Alternatives considered

A — Frontend calls the registry directly. Have the browser fetch the registry API itself and skip the daemon hop. Rejected. It breaks the local-first contract (the frontend would make a cross-origin outbound call), is exposed to CORS, and scatters the defensive parsing into the UI. The daemon is the right place for outbound calls and for one tolerant mapper.

B — Mirror the registry into SQLite. Periodically sync the whole registry into a local table and search that. Rejected. It adds a sync job, a schema, and a staleness window for data that is already a fast live query, all to cache a catalog the user touches occasionally. Live query + short in-memory cache is far cheaper and never goes stale.

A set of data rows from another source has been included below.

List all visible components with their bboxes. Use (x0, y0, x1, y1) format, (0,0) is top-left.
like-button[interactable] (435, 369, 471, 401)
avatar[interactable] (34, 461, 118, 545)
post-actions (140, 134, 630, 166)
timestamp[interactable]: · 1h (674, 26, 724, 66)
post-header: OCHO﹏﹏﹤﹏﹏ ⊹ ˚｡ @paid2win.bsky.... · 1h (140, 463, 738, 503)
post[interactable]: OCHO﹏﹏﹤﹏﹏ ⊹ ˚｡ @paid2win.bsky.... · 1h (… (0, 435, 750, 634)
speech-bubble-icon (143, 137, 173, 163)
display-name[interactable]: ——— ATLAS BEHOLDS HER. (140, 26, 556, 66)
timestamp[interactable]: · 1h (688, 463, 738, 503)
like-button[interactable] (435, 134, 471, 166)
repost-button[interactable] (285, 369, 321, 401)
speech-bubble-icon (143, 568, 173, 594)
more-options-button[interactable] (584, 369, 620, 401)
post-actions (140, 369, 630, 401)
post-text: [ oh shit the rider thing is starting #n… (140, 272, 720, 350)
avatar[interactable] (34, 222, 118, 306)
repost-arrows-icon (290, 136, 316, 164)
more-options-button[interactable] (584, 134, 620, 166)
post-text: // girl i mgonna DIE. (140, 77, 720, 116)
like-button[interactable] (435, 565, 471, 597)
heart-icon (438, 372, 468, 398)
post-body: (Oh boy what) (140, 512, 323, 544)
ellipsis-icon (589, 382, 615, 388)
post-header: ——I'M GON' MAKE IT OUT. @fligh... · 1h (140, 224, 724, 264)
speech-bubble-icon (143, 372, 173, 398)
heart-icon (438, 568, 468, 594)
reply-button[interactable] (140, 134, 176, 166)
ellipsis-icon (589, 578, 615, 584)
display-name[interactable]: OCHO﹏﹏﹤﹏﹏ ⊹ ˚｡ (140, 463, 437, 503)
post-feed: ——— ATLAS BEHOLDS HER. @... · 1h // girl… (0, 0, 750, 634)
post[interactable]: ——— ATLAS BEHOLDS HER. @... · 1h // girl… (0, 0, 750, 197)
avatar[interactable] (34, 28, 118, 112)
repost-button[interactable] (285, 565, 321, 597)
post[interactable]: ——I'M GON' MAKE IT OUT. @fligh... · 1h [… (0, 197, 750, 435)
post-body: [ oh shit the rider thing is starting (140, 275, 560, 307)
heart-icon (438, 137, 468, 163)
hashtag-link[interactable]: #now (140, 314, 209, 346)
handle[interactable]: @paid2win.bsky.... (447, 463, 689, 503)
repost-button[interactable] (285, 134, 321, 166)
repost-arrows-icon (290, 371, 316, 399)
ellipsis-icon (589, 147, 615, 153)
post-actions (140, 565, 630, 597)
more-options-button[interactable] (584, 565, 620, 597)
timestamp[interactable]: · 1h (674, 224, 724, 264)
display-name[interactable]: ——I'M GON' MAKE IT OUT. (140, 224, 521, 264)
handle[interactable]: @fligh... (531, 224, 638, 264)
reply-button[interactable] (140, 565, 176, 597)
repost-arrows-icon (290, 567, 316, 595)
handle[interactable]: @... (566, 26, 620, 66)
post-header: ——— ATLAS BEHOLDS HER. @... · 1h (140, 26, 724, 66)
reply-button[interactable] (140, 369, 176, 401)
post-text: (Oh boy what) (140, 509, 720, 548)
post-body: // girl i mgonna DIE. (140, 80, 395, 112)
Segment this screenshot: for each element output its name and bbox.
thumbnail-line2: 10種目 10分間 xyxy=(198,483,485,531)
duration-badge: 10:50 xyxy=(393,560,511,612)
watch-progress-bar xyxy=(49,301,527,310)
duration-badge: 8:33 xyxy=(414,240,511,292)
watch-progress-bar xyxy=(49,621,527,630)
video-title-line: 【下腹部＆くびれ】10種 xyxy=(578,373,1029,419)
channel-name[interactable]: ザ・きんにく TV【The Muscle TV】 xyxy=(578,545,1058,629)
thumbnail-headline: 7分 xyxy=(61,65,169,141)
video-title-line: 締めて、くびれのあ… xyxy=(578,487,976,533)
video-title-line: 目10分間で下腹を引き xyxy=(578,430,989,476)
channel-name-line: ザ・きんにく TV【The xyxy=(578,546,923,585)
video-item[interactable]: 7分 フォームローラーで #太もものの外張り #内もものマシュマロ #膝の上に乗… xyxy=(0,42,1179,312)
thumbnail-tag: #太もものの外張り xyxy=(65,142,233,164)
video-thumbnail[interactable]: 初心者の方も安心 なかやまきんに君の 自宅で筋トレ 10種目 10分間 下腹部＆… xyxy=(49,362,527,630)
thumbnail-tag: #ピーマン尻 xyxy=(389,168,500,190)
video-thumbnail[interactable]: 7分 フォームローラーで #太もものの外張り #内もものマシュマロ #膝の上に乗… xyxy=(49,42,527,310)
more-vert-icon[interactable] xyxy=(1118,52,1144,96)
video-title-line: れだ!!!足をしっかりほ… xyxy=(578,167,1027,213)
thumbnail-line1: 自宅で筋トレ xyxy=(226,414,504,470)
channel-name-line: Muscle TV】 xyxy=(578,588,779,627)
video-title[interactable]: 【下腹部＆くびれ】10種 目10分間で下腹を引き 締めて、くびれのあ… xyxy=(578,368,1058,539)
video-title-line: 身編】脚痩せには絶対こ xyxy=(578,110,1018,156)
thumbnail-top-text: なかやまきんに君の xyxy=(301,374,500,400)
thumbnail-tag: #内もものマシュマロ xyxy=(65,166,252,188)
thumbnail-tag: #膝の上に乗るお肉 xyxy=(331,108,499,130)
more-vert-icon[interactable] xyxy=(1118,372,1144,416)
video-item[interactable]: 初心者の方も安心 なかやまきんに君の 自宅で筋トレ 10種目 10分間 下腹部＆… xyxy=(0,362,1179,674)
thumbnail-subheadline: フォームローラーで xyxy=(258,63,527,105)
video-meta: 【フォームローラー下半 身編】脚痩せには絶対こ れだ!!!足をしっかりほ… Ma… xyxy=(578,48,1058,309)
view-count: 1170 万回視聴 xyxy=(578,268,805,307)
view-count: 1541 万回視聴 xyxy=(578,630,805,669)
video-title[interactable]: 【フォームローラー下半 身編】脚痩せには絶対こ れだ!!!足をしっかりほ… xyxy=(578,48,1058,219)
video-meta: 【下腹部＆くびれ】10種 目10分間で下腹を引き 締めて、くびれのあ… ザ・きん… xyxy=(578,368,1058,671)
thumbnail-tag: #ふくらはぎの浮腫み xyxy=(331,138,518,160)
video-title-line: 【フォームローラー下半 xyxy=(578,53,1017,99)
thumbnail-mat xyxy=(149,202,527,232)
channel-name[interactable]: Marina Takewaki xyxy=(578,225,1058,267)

C — Aggregate downstream marketplaces too (Smithery / Glama / PulseMCP). Query several catalogs and merge. Rejected for now. The official registry is the root the others scrape; one open, unauthenticated source covers the need without per-marketplace auth, rate limits, and divergent schemas. Revisit if a marketplace exposes servers the root registry does not.

Consequences

  • Closes the discovery gap. Users can find and autofill a server by keyword instead of hand-pasting JSON they had to source elsewhere; the paste path stays as the fallback and the manual escape hatch.
  • The mapper must be defensive. Because the registry is a preview API, absent or renamed fields are expected; the mapper tolerates missing runtimeHint, missing title/version/homepage, and unknown registryTypes (treated as not-installable) rather than failing the search.
  • Preview-API risk. The registry's schema may shift under us; a breaking change degrades discovery (worst case installable: false for everything) but never the paste-JSON path. The contract treats every field as optional.
  • No new persistence. No tables, no migration, no mirror — registry results live only in memory for a short TTL, so there is nothing to back up, prune, or keep in sync.
  • Secrets stay safe by construction. isSecret env vars flow into credential refs, so the new autofill surface cannot introduce inline-secret regressions.